Open SOFIIITA opened 2 years ago
Did you try following our instructions for customizing blat here, and if so what problems did you encounter?
yes i have tried but i can´t get the correct URL for pichia pastoris.
Aha! This is one our new bulk genome browser (aka Genark). We have one big Blat server that serves thousands of genomes. IGV could support this … it’s a fixed blat server name.
On Thu 20 Oct 2022 at 20:27, SOFIIITA @.***> wrote:
yes i have tried but i can´t get the correct URL for pichia pastoris.
— Reply to this email directly, view it on GitHub https://github.com/igvteam/igv/issues/1239#issuecomment-1285970261, or unsubscribe https://github.com/notifications/unsubscribe-auth/AACL4TJJMDMOVRL62LFAZEDWEGFIHANCNFSM6AAAAAARKMJ2YY . You are receiving this because you are subscribed to this thread.Message ID: @.***>
@maximilianh Thanks for responding, what is the URL to the blat server? IGV uses this currently, which is user settable.
https://genome.ucsc.edu/cgi-bin/hgBlat?userSeq=$SEQUENCE&type=DNA&db=$DB&output=json
The new blat server is called dynablat and can be found in the hub.txt -> genomes.txt file that the user referenced. The link that the user sent leads to a genome browser session and when you click there on "my data > my hubs" you can find under "connected hubs" an entry for this hub and the first link to it points to the hub.txt which points to this genomes.txt which has the BLAT information: https://hgdownload.soe.ucsc.edu/hubs/fungi/genomes.txt
In short: most GCF and a few GCA assemblies are served from this blat server: https://hgdownload.soe.ucsc.edu/hubs/fungi/genomes.txt
These are the ones we currently support but every day we add 1-2 more genomes: https://hgdownload.soe.ucsc.edu/hubs/UCSC_GI.assemblyHubList.txt
All described here: https://hgdownload.soe.ucsc.edu/hubs/
On Fri, Oct 21, 2022 at 12:36 AM Jim Robinson @.***> wrote:
@maximilianh https://github.com/maximilianh Thanks for responding, what is the URL to the blat server?
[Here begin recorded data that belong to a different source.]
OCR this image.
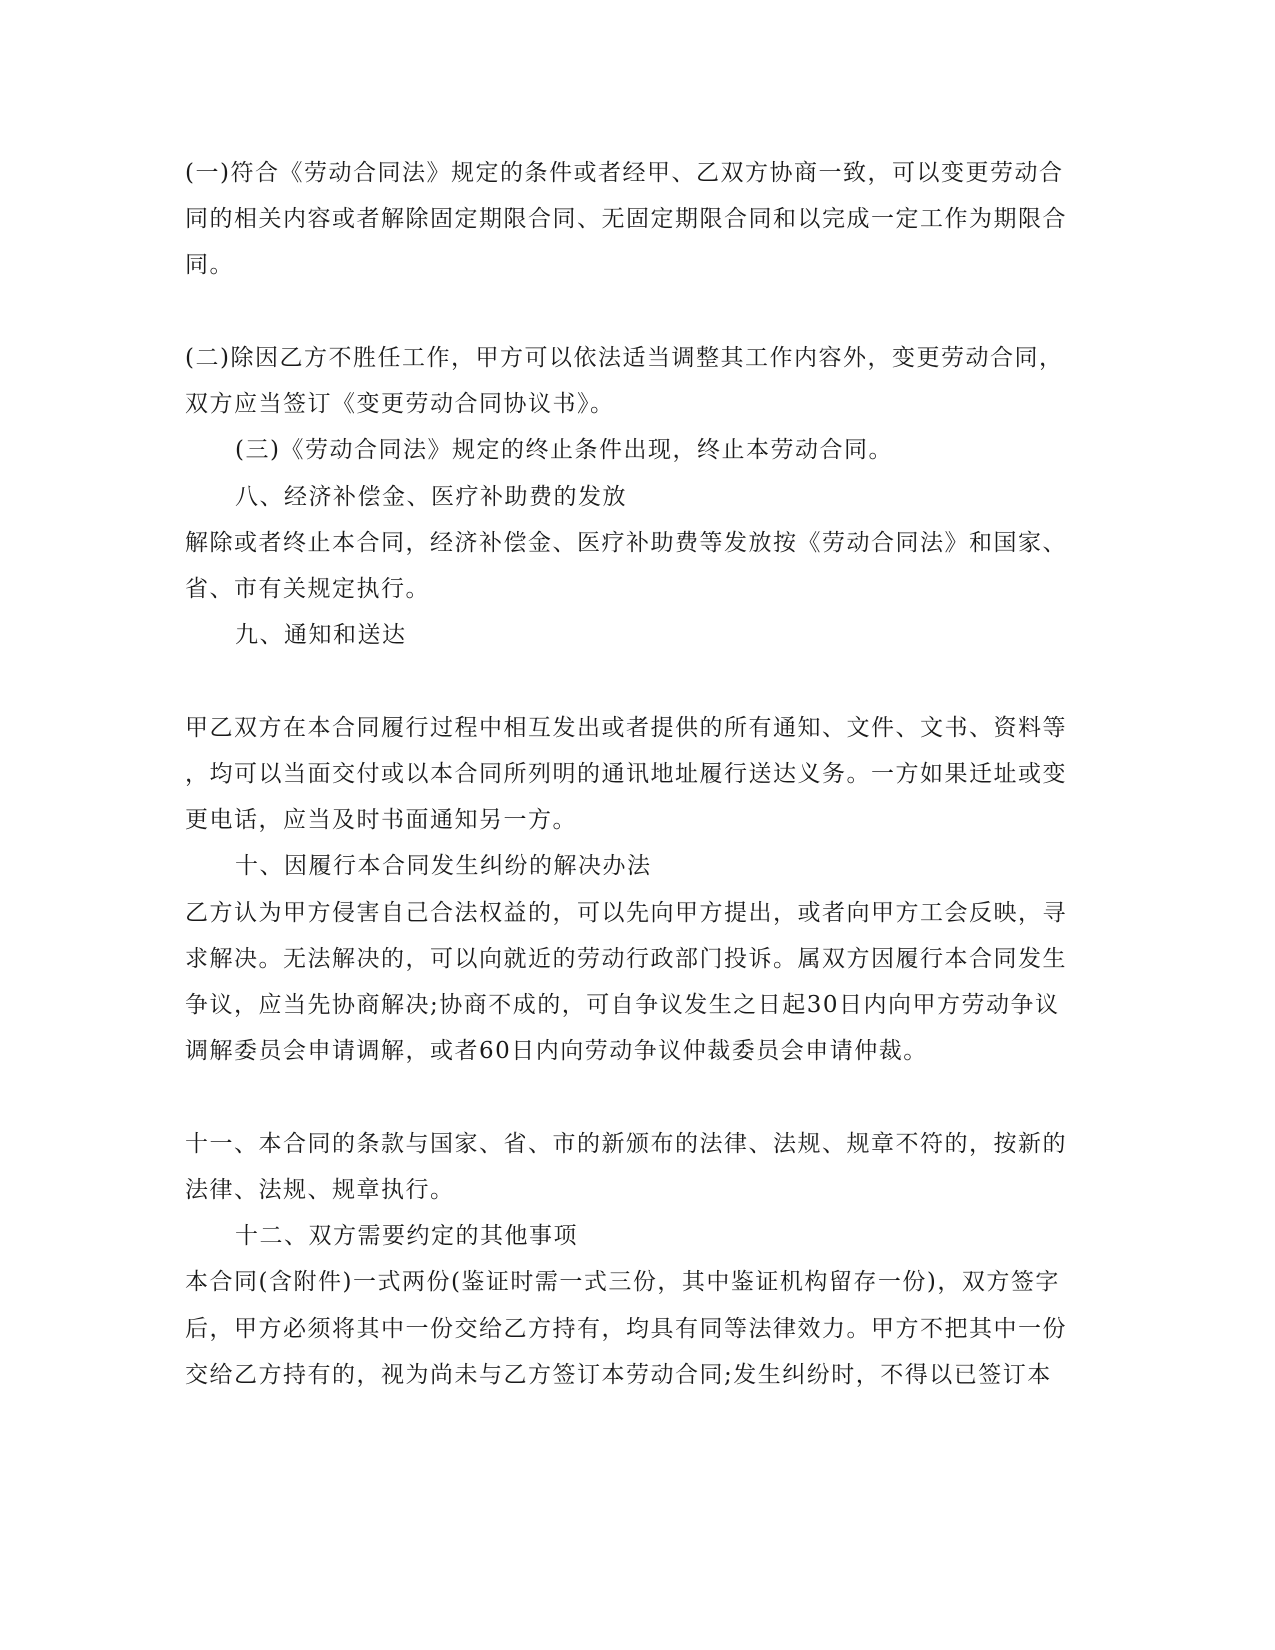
(一)符合《劳动合同法》规定的条件或者经甲、乙双方协商一致，可以变更劳动合
同的相关内容或者解除固定期限合同、无固定期限合同和以完成一定工作为期限合
同。
(二)除因乙方不胜任工作，甲方可以依法适当调整其工作内容外，变更劳动合同，
双方应当签订《变更劳动合同协议书》。
(三)《劳动合同法》规定的终止条件出现，终止本劳动合同。
八、经济补偿金、医疗补助费的发放
解除或者终止本合同，经济补偿金、医疗补助费等发放按《劳动合同法》和国家、
省、市有关规定执行。
九、通知和送达
甲乙双方在本合同履行过程中相互发出或者提供的所有通知、文件、文书、资料等
，均可以当面交付或以本合同所列明的通讯地址履行送达义务。一方如果迁址或变
更电话，应当及时书面通知另一方。
十、因履行本合同发生纠纷的解决办法
乙方认为甲方侵害自己合法权益的，可以先向甲方提出，或者向甲方工会反映，寻
求解决。无法解决的，可以向就近的劳动行政部门投诉。属双方因履行本合同发生
争议，应当先协商解决;协商不成的，可自争议发生之日起30日内向甲方劳动争议
调解委员会申请调解，或者60日内向劳动争议仲裁委员会申请仲裁。
十一、本合同的条款与国家、省、市的新颁布的法律、法规、规章不符的，按新的
法律、法规、规章执行。
十二、双方需要约定的其他事项
本合同(含附件)一式两份(鉴证时需一式三份，其中鉴证机构留存一份)，双方签字
后，甲方必须将其中一份交给乙方持有，均具有同等法律效力。甲方不把其中一份
交给乙方持有的，视为尚未与乙方签订本劳动合同;发生纠纷时，不得以已签订本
IGV uses this currently, which is user settable.
https://genome.ucsc.edu/cgi-bin/hgBlat?userSeq=$SEQUENCE&type=DNA&db=$DB&output=json
— Reply to this email directly, view it on GitHub https://github.com/igvteam/igv/issues/1239#issuecomment-1286233914, or unsubscribe https://github.com/notifications/unsubscribe-auth/AACL4TOHIFWXXULDX2BS2C3WEHCM7ANCNFSM6AAAAAARKMJ2YY . You are receiving this because you were mentioned.Message ID: @.***>
Thanks @maximilianh , helpful as always, but its still not clear to me how to construct a webservice URL to do the blat. The "blat" property is not described here https://genome.ucsc.edu/goldenPath/help/hgTrackHubHelp. I found some information here https://genome.ucsc.edu/goldenPath/help/hubQuickStartAssembly.html but it seems to be instructions for setting up blat for use with an instance of the UCSC Genome Browser, specifically use with "the blat page". I don't see anything that looks like a blat webservice.
Concretely, I see this entry in genomes.txt
blat dynablat-01.soe.ucsc.edu 4040 dynamic GCF/000/027/005/GCF_000027005.1
How does one construct a URL to do a blat from this information? For "traditional" assemblies I use a URL of this form, where $SEQUENCE is the user sequence and $DB the genome ID (e.g. hg38).
https://genome.ucsc.edu/cgi-bin/hgBlat?userSeq=$SEQUENCE&type=DNA&db=$DB&output=json
I tried this as a guess, request times out
https://dynablat-01.soe.ucsc.edu:4040/GCF/000/027/005/GCF_000027005.1?userSeq=AAATAGGGACCTAGTTGTTGTTTGATAATTTTTTCTGCTGTATAGATATAATACGCCATGCGGTAGTAAA&type=DNA&output=json
Hi @maximilianh , if its not possible to do this could you let me know and I'll close this ticket? By "this" I mean call the dynablat server at dynablat-01.soe.ucsc.edu as a webservice, as we do https://genome.ucsc.edu/cgi-bin/hgBlat for human and other genomes. Thanks.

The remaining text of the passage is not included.